This is no time to scrap the DCSF

Ravi Chandiramani
Tuesday, September 29, 2009

The Conservatives are strongly fancied to form the next government in the coming months.

So it's heartening to hear shadow children's minister Tim Loughton's "absolute commitment" to Every Child Matters in this week's Interview. Locally, then, we can take it that children's services departments and multi-agency working overseen by children's trusts will remain intact under a Tory government.

Nationally, however, the picture looks different. In a speech to the RSA in June that has rather slipped under the radar, shadow children's secretary Michael Gove showed his true colours. He issued a clear signal that a Tory government would scrap the Department for Children, Schools and Families (DCSF), reinstating a department focused purely on education. "Under Gordon Brown and Ed Balls, schools have lost their principal purpose - and been saddled with a host of supplementary roles," Gove said. "We have one department which manages schools - and sees them as instruments to advance central government's social agenda. What we do not have - and what we desperately need - is a department at the heart of government championing the cause of education." He also lamented that Ofsted "is given 18 areas on which to judge a school and only a handful of them relate explicitly to educational attainment".
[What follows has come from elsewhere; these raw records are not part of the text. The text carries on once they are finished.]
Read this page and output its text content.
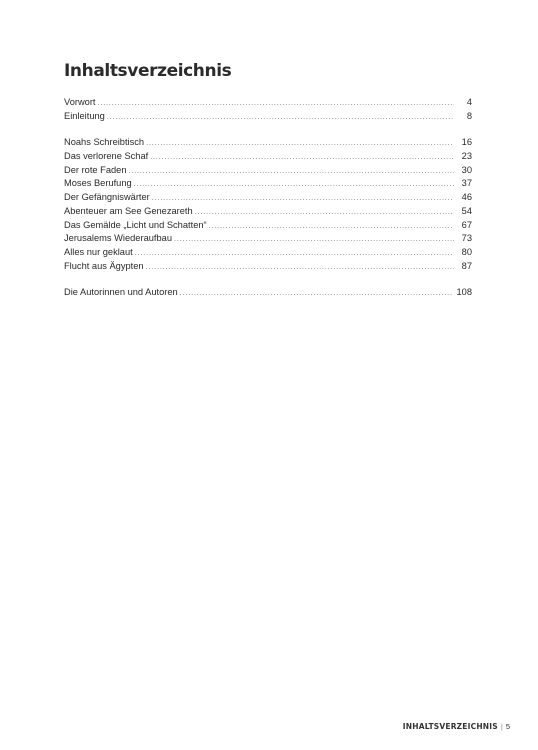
Inhaltsverzeichnis
Vorwort .....	4
Einleitung .....	8
Noahs Schreibtisch .....	16
Das verlorene Schaf .....	23
Der rote Faden .....	30
Moses Berufung .....	37
Der Gefängniswärter .....	46
Abenteuer am See Genezareth .....	54
Das Gemälde „Licht und Schatten“ .....	67
Jerusalems Wiederaufbau .....	73
Alles nur geklaut .....	80
Flucht aus Ägypten .....	87
Die Autorinnen und Autoren .....	108
INHALTSVERZEICHNIS | 5
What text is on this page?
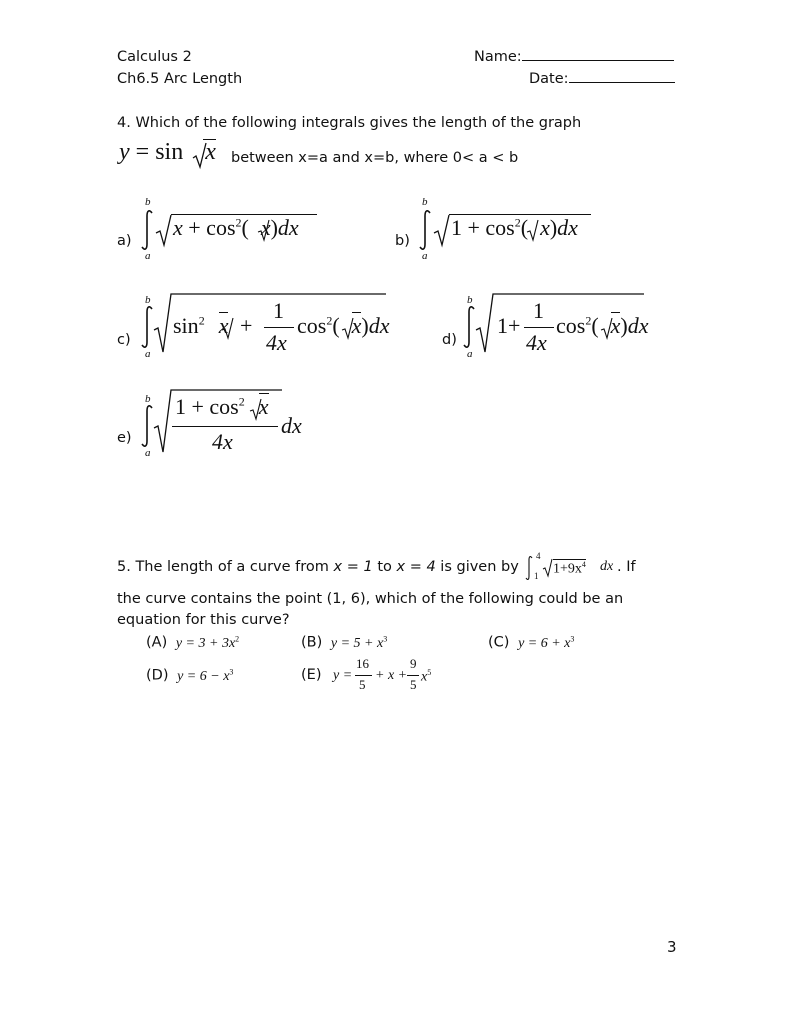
Calculus 2
Ch6.5 Arc Length
Name:
Date:
4. Which of the following integrals gives the length of the graph
y = sin x between x=a and x=b, where 0< a < b
a)
b
a
$x + \cos^2$( x)dx
b)
b
a
$1 + \cos^2$( x)dx
c)
b
a
$\sin^2 x$ +
1
4x
$\cos^2$( x)dx
d)
b
a
1+
1
4x
$\cos^2$( x)dx
e)
b
a
$1 + \cos^2 x$
4x
dx
5. The length of a curve from x = 1 to x = 4 is given by
4
1 $1+9x^4$ dx . If
the curve contains the point (1, 6), which of the following could be an
equation for this curve?
(A) $y = 3 + 3x^2$	(B) $y = 5 + x^3$	(C) $y = 6 + x^3$
(D) $y = 6 - x^3$	(E) y =
16
5
+ x +
9
5 $x^5$
3
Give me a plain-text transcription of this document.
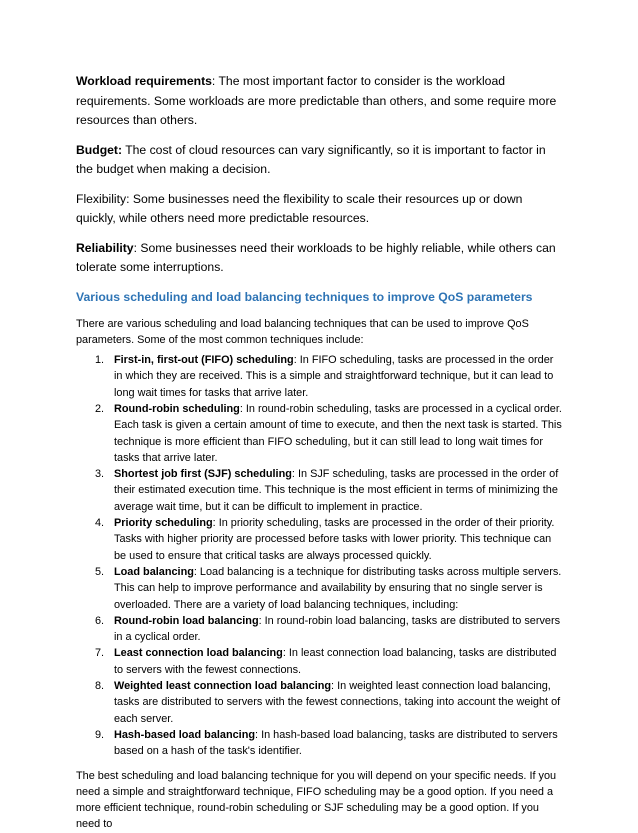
Workload requirements: The most important factor to consider is the workload requirements. Some workloads are more predictable than others, and some require more resources than others.

Budget: The cost of cloud resources can vary significantly, so it is important to factor in the budget when making a decision.

Flexibility: Some businesses need the flexibility to scale their resources up or down quickly, while others need more predictable resources.

Reliability: Some businesses need their workloads to be highly reliable, while others can tolerate some interruptions.

Various scheduling and load balancing techniques to improve QoS parameters

There are various scheduling and load balancing techniques that can be used to improve QoS parameters. Some of the most common techniques include:

1. First-in, first-out (FIFO) scheduling: In FIFO scheduling, tasks are processed in the order in which they are received. This is a simple and straightforward technique, but it can lead to long wait times for tasks that arrive later.
2. Round-robin scheduling: In round-robin scheduling, tasks are processed in a cyclical order. Each task is given a certain amount of time to execute, and then the next task is started. This technique is more efficient than FIFO scheduling, but it can still lead to long wait times for tasks that arrive later.
3. Shortest job first (SJF) scheduling: In SJF scheduling, tasks are processed in the order of their estimated execution time. This technique is the most efficient in terms of minimizing the average wait time, but it can be difficult to implement in practice.
4. Priority scheduling: In priority scheduling, tasks are processed in the order of their priority. Tasks with higher priority are processed before tasks with lower priority. This technique can be used to ensure that critical tasks are always processed quickly.
5. Load balancing: Load balancing is a technique for distributing tasks across multiple servers. This can help to improve performance and availability by ensuring that no single server is overloaded. There are a variety of load balancing techniques, including:
6. Round-robin load balancing: In round-robin load balancing, tasks are distributed to servers in a cyclical order.
7. Least connection load balancing: In least connection load balancing, tasks are distributed to servers with the fewest connections.
8. Weighted least connection load balancing: In weighted least connection load balancing, tasks are distributed to servers with the fewest connections, taking into account the weight of each server.
9. Hash-based load balancing: In hash-based load balancing, tasks are distributed to servers based on a hash of the task's identifier.

The best scheduling and load balancing technique for you will depend on your specific needs. If you need a simple and straightforward technique, FIFO scheduling may be a good option. If you need a more efficient technique, round-robin scheduling or SJF scheduling may be a good option. If you need to
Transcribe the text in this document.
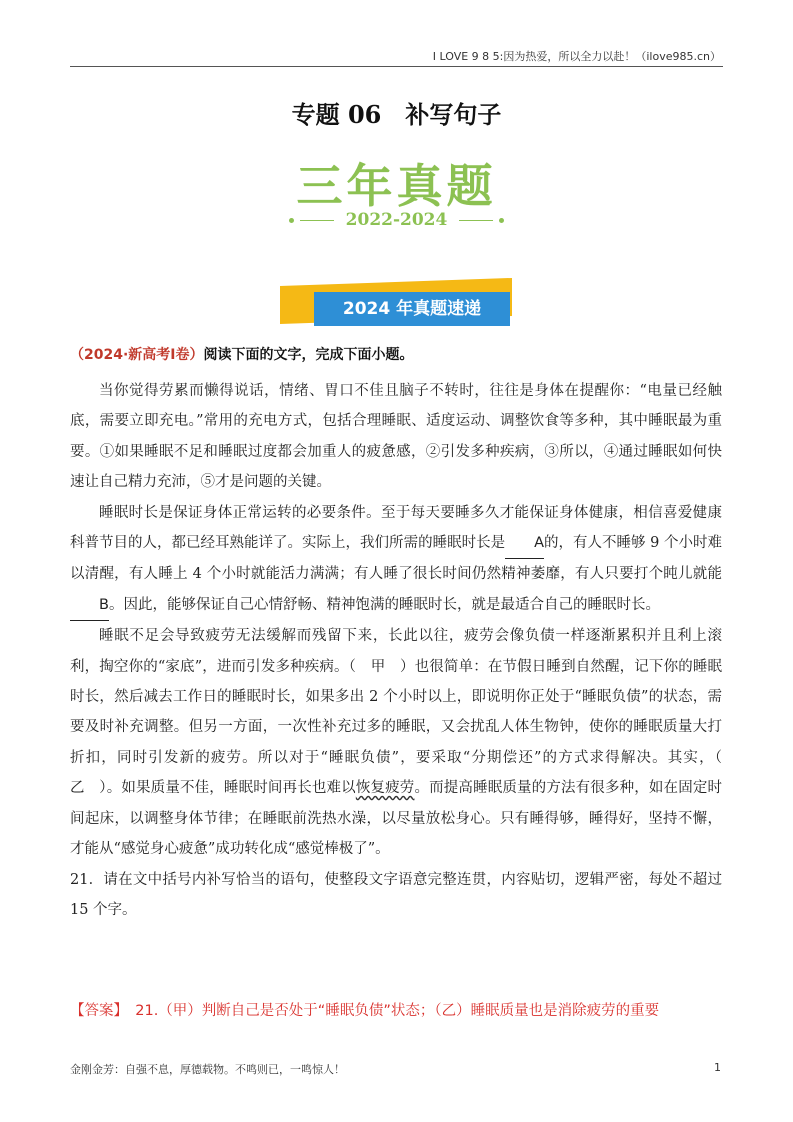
I LOVE 9 8 5:因为热爱，所以全力以赴！（ilove985.cn）
专题 06　补写句子
三年真题
2022-2024
2024 年真题速递
（2024·新高考Ⅰ卷）阅读下面的文字，完成下面小题。

当你觉得劳累而懒得说话，情绪、胃口不佳且脑子不转时，往往是身体在提醒你：“电量已经触底，需要立即充电。”常用的充电方式，包括合理睡眠、适度运动、调整饮食等多种，其中睡眠最为重要。①如果睡眠不足和睡眠过度都会加重人的疲惫感，②引发多种疾病，③所以，④通过睡眠如何快速让自己精力充沛，⑤才是问题的关键。

睡眠时长是保证身体正常运转的必要条件。至于每天要睡多久才能保证身体健康，相信喜爱健康科普节目的人，都已经耳熟能详了。实际上，我们所需的睡眠时长是 A的，有人不睡够 9 个小时难以清醒，有人睡上 4 个小时就能活力满满；有人睡了很长时间仍然精神萎靡，有人只要打个盹儿就能B。因此，能够保证自己心情舒畅、精神饱满的睡眠时长，就是最适合自己的睡眠时长。

睡眠不足会导致疲劳无法缓解而残留下来，长此以往，疲劳会像负债一样逐渐累积并且利上滚利，掏空你的“家底”，进而引发多种疾病。（　甲　）也很简单：在节假日睡到自然醒，记下你的睡眠时长，然后减去工作日的睡眠时长，如果多出 2 个小时以上，即说明你正处于“睡眠负债”的状态，需要及时补充调整。但另一方面，一次性补充过多的睡眠，又会扰乱人体生物钟，使你的睡眠质量大打折扣，同时引发新的疲劳。所以对于“睡眠负债”，要采取“分期偿还”的方式求得解决。其实，（　乙　）。如果质量不佳，睡眠时间再长也难以恢复疲劳。而提高睡眠质量的方法有很多种，如在固定时间起床，以调整身体节律；在睡眠前洗热水澡，以尽量放松身心。只有睡得够，睡得好，坚持不懈，才能从“感觉身心疲惫”成功转化成“感觉棒极了”。

21．请在文中括号内补写恰当的语句，使整段文字语意完整连贯，内容贴切，逻辑严密，每处不超过 15 个字。

【答案】　21.（甲）判断自己是否处于“睡眠负债”状态；（乙）睡眠质量也是消除疲劳的重要
金刚金芳：自强不息，厚德载物。不鸣则已，一鸣惊人！	1
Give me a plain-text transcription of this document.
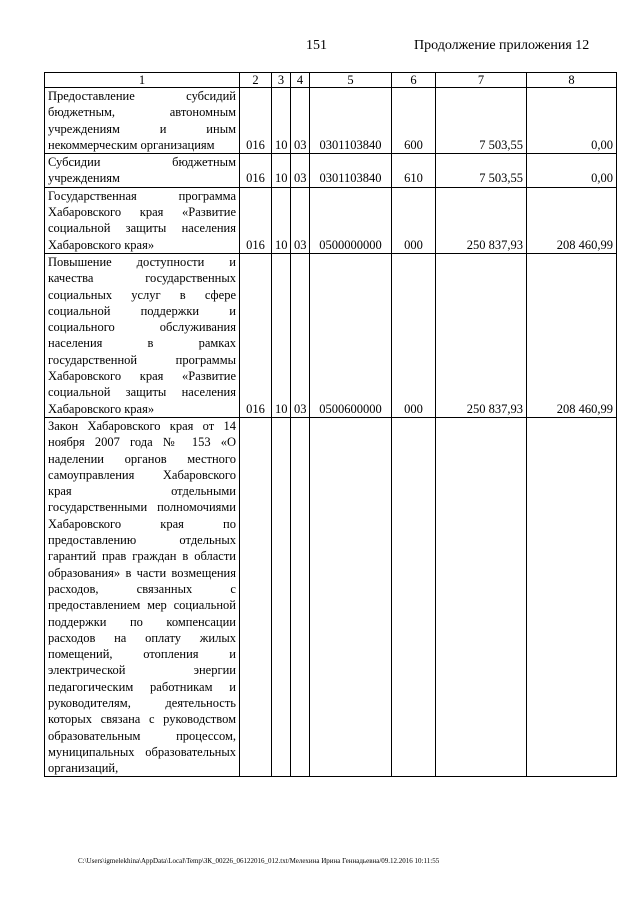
151	Продолжение приложения 12
1	2	3	4	5	6	7	8
Предоставление субсидий бюджетным, автономным учреждениям и иным некоммерческим организациям	016	10	03	0301103840	600	7 503,55	0,00
Субсидии бюджетным учреждениям	016	10	03	0301103840	610	7 503,55	0,00
Государственная программа Хабаровского края «Развитие социальной защиты населения Хабаровского края»	016	10	03	0500000000	000	250 837,93	208 460,99
Повышение доступности и качества государственных социальных услуг в сфере социальной поддержки и социального обслуживания населения в рамках государственной программы Хабаровского края «Развитие социальной защиты населения Хабаровского края»	016	10	03	0500600000	000	250 837,93	208 460,99
Закон Хабаровского края от 14 ноября 2007 года № 153 «О наделении органов местного самоуправления Хабаровского края отдельными государственными полномочиями Хабаровского края по предоставлению отдельных гарантий прав граждан в области образования» в части возмещения расходов, связанных с предоставлением мер социальной поддержки по компенсации расходов на оплату жилых помещений, отопления и электрической энергии педагогическим работникам и руководителям, деятельность которых связана с руководством образовательным процессом, муниципальных образовательных организаций,							
C:\Users\igmelekhina\AppData\Local\Temp\ЗК_00226_06122016_012.txt/Мелехина Ирина Геннадьевна/09.12.2016 10:11:55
The message is clear: we should allow schools to deliver teaching and learning without the distractions of having to ensure children's wellbeing. But Gove seems unable to appreciate that educational attainment and social wellbeing go hand in hand, that only a happy, healthy child will fulfil their potential. Gove also wants the academies programme accelerated and more independent schools run by parent and voluntary groups. One wonders how the Tories' early intervention cheerleader Iain Duncan Smith would feel if schools were cut out of the loop in helping to nip problems in the bud.

The DCSF has been criticised for wastage and inefficiency in ex-WH Smith chief executive Richard Handover's report. But that is an argument for better management and use of resources, not for the department's abolition. Dismantling the DCSF and hiving off its various responsibilities back to other departments would in itself be a costly exercise.

What we desperately need, Mr Gove, is a department at the heart of government championing the cause of children and young people. To lose that would be a tragedy.